While “obviously huge fun”, the spice and atmosphere can “become a little relentless”, but “the style is completely irresistible”.
“Restaurants created by British chefs with a deep fascination with Thai traditions… are not a replacement for restaurants” but, as Jay says, “big cities have space for many things”.
*****
The Evening Standard
Jimi Famurewa discovered a “buzzy, tropical playground” at Rambutan, the “long-simmering first restaurant from Sri Lankan-British chef and cookbook author Cynthia Shanmugalingam”, recently landed at Borough Market.
Rambutan’s “cool adventurousness and nuanced cultural expression” served up an “affecting mix of familiarity and surprise; of likeable, easy charm and pummelling, spice-forward boldness”, with curry “at the pulsing heart of what Rambutan is all about”.

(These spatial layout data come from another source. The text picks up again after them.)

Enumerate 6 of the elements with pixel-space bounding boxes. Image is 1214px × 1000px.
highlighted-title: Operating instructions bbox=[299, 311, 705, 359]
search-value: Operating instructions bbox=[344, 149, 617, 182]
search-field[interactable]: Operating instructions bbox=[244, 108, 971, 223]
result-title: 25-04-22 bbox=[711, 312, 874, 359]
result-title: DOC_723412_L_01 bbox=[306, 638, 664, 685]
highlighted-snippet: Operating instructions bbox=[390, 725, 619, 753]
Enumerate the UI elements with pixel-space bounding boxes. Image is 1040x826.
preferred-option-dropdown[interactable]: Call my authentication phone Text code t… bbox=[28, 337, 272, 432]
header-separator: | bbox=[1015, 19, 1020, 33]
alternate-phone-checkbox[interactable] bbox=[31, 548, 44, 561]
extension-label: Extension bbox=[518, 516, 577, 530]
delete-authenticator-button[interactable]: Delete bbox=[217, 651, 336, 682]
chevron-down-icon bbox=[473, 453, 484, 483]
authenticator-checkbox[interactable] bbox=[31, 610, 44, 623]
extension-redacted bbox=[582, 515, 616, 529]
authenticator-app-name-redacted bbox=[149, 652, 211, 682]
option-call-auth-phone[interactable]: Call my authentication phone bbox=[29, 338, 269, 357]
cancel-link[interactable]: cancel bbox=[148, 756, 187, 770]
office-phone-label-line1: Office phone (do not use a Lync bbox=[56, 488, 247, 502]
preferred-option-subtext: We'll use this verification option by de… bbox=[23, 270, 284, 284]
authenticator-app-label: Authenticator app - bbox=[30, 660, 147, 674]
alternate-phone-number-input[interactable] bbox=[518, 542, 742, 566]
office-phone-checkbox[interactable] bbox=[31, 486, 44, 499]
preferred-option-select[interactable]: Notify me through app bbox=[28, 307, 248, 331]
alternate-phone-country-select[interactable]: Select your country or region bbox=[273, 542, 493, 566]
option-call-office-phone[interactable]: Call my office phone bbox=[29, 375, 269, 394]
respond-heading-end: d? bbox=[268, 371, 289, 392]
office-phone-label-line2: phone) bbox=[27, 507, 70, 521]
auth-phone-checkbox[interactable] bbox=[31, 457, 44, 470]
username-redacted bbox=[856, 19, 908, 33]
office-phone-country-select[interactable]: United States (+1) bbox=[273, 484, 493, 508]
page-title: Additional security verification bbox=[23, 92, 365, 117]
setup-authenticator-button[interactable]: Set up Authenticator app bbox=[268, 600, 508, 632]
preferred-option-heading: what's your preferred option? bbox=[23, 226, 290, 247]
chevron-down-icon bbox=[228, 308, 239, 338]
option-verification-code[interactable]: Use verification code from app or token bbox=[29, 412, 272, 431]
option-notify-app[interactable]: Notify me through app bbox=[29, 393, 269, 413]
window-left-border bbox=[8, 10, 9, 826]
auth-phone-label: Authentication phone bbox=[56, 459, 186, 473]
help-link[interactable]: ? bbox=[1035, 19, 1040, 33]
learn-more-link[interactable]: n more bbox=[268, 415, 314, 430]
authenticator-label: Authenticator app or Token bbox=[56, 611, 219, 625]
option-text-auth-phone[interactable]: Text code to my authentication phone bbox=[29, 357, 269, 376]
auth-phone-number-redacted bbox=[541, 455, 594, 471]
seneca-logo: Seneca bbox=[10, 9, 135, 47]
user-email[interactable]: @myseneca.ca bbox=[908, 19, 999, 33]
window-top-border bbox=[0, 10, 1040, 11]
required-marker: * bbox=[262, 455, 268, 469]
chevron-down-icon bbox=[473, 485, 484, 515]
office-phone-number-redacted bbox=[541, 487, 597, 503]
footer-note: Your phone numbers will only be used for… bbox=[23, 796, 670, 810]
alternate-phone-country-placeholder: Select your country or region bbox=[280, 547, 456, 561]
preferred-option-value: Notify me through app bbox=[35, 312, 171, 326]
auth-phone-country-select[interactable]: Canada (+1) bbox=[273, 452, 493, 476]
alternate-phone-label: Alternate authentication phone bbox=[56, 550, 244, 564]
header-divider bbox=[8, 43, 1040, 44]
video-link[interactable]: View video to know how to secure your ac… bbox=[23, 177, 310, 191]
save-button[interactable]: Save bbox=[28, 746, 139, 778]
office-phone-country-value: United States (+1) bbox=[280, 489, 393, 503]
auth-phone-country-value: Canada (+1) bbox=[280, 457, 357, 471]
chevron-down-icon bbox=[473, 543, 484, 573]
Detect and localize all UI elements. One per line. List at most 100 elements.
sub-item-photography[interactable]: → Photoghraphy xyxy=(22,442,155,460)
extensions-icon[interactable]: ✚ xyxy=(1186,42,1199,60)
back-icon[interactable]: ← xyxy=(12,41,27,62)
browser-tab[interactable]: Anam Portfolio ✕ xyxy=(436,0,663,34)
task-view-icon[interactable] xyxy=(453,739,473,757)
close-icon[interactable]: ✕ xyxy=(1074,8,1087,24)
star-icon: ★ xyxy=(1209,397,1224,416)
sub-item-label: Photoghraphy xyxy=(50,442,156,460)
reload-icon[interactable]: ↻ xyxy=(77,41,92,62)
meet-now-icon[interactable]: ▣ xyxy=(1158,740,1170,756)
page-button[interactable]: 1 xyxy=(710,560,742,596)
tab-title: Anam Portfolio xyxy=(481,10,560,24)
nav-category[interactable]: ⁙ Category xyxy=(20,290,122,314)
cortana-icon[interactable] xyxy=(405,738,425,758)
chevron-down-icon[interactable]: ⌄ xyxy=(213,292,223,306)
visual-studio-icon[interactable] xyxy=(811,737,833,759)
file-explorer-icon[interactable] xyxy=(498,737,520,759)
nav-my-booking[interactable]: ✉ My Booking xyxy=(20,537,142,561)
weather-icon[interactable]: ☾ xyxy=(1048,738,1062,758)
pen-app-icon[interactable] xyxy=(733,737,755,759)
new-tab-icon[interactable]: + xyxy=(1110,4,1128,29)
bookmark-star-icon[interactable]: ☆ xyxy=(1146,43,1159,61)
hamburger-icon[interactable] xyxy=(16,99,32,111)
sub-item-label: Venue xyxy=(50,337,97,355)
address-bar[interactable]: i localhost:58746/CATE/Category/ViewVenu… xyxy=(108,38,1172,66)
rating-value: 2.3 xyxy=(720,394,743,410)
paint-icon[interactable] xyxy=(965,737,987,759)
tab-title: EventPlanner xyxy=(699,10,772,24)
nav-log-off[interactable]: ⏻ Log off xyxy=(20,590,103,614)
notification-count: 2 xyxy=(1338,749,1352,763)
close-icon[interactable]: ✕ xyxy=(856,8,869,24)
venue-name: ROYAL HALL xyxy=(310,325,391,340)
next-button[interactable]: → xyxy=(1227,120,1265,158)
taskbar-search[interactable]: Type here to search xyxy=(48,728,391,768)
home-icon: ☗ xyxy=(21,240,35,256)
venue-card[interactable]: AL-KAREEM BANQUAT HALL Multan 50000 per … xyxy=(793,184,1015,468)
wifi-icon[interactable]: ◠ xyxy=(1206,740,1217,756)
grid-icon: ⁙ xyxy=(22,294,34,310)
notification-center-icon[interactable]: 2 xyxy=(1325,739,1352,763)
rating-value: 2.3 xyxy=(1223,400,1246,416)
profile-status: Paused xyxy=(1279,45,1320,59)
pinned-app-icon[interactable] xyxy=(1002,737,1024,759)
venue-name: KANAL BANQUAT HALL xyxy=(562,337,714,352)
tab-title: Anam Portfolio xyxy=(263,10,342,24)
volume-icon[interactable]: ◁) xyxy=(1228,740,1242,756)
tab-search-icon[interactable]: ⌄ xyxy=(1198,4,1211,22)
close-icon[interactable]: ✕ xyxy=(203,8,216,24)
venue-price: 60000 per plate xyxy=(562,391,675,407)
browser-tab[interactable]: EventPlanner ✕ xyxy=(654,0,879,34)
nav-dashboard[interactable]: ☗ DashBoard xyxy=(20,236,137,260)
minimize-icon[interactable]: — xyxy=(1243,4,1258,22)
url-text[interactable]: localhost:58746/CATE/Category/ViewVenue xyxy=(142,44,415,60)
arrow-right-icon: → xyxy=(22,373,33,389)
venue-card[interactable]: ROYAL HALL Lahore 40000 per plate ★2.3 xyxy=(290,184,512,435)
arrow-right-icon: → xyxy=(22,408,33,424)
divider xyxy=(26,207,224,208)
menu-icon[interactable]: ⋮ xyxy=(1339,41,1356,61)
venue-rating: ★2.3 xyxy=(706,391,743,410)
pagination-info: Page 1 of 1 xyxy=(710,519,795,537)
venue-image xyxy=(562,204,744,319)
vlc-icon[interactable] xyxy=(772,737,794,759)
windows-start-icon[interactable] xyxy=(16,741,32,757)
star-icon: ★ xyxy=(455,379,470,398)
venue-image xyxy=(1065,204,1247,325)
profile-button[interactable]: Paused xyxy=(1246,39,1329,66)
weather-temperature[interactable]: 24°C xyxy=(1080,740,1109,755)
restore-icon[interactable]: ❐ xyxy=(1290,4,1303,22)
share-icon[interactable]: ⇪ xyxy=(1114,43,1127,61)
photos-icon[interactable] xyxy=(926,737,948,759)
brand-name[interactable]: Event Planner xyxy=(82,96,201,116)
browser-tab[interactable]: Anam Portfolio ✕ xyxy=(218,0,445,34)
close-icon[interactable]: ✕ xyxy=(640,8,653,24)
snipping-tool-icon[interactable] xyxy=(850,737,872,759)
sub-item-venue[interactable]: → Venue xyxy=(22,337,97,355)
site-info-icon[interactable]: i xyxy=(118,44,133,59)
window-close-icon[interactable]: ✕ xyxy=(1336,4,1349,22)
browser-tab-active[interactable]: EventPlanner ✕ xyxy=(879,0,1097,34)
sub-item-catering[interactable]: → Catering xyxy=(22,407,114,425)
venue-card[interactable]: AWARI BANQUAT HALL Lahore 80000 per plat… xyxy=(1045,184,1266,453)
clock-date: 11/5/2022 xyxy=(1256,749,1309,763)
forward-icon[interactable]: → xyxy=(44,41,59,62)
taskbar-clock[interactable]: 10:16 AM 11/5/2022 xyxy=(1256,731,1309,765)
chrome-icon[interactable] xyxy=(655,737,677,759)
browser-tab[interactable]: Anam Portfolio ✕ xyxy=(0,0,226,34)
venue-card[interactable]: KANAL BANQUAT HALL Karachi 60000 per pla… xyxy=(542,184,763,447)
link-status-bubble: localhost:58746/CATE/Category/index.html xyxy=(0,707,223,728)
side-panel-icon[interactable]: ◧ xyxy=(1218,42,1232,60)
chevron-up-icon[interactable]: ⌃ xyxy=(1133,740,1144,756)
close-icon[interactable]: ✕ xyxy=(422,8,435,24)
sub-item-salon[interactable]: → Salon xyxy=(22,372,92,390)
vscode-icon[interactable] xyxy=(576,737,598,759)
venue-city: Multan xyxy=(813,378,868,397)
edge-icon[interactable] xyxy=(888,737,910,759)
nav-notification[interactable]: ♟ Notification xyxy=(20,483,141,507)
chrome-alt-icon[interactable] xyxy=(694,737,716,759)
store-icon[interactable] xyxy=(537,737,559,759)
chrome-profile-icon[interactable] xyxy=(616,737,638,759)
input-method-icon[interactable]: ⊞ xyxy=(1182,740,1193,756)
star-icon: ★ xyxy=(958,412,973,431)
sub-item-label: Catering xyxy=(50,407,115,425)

A “pretty unforgettable, palate-rattling trip”.
*****
Also in The Standard, a round-up of London’s best Persian restaurants, and news that a former P.Franco manager has launched a crowdfund to help reopen the beloved east London wine bar (unaffiliated to the original business).
*****
The Guardian
Grace Dent was in the “freshly burrowed concrete and steel crevice just off Regent Street” that is St James’s Market (“absolutely nobody’s favourite place to dine out”) at Toba, “a new Indonesian restaurant by Pino Edward Sinaga… serving food inspired by his late mother”, following a “hugely successful” Camden Market stall, Pino’s Warung.
Dining here is “more chic than eating standing up in Camden Market”; inside it’s “slick” with “smartly dressed staff”, but the “very decent” food is not the “afterthought” you might expect. The cuisine, with its “complex sweet, sour, chunky and silky sambals” is definitely one best left to the experts.
“St James’s Market may be soulless, but places like Toba and its neighbour Fallow keep dragging me back for the dependably good food.”
*****
The Times
Chitra Ramaswamy reckons she and her “beloved” had “one of the best tables in Scotland. No, Europe” at her meal at The Lookout, “in a glass cube perched atop the bracing summit of Calton Hill… 103m above sea level” overlooking Edinburgh.
There was even a dish to match the view, which is largely unexpected of British restaurants with views; the starter of parsnip velouté on the lunch tasting menu was “outstanding” – and “proof that sometimes calling a dish single-note is the highest compliment”.
Sadly, the “magical start soon goes downhill”, not least because the prices were “as high as the precipitous outlooks”. The three-course lunch, in which the mains were “very small indeed” (and featured a repeat of that velouté), came out at over £140 for two, and left the pair hungry by 6pm.
The Lookout “has everything going for it: fabulous taste, music, service and ingredients in a world-class setting” but it is “simply too expensive for what you get”. (24/30)
*****
And also…
In The Scotsman, Gaby Soutar checked out the new East Linton branch of Bostock, the North Berwick bakery; this branch, an open-plan former car showroom, has seats outside and in, and is already proving popular with cyclists. Her advice is to hurry: the “best-selling almond croissants, namesake bostocks and pasteis de nata were long gone and it was barely noon”.
*****
In the FT Magazine, Tim Hayward reviewed Socca, “a French-Med bistro of overwhelming excellence”; “Samyukta Nair and Claude Bosi have teamed up, and the result is intense”.
*****
Manchester Evening News listed what they believe to be the 50 best pubs in Greater Manchester, and revealed that the San Carlo in Alderley Edge that’s replacing Gino D’Acampo’s Luciano has been delayed as the owners have decided on a £2m remodel.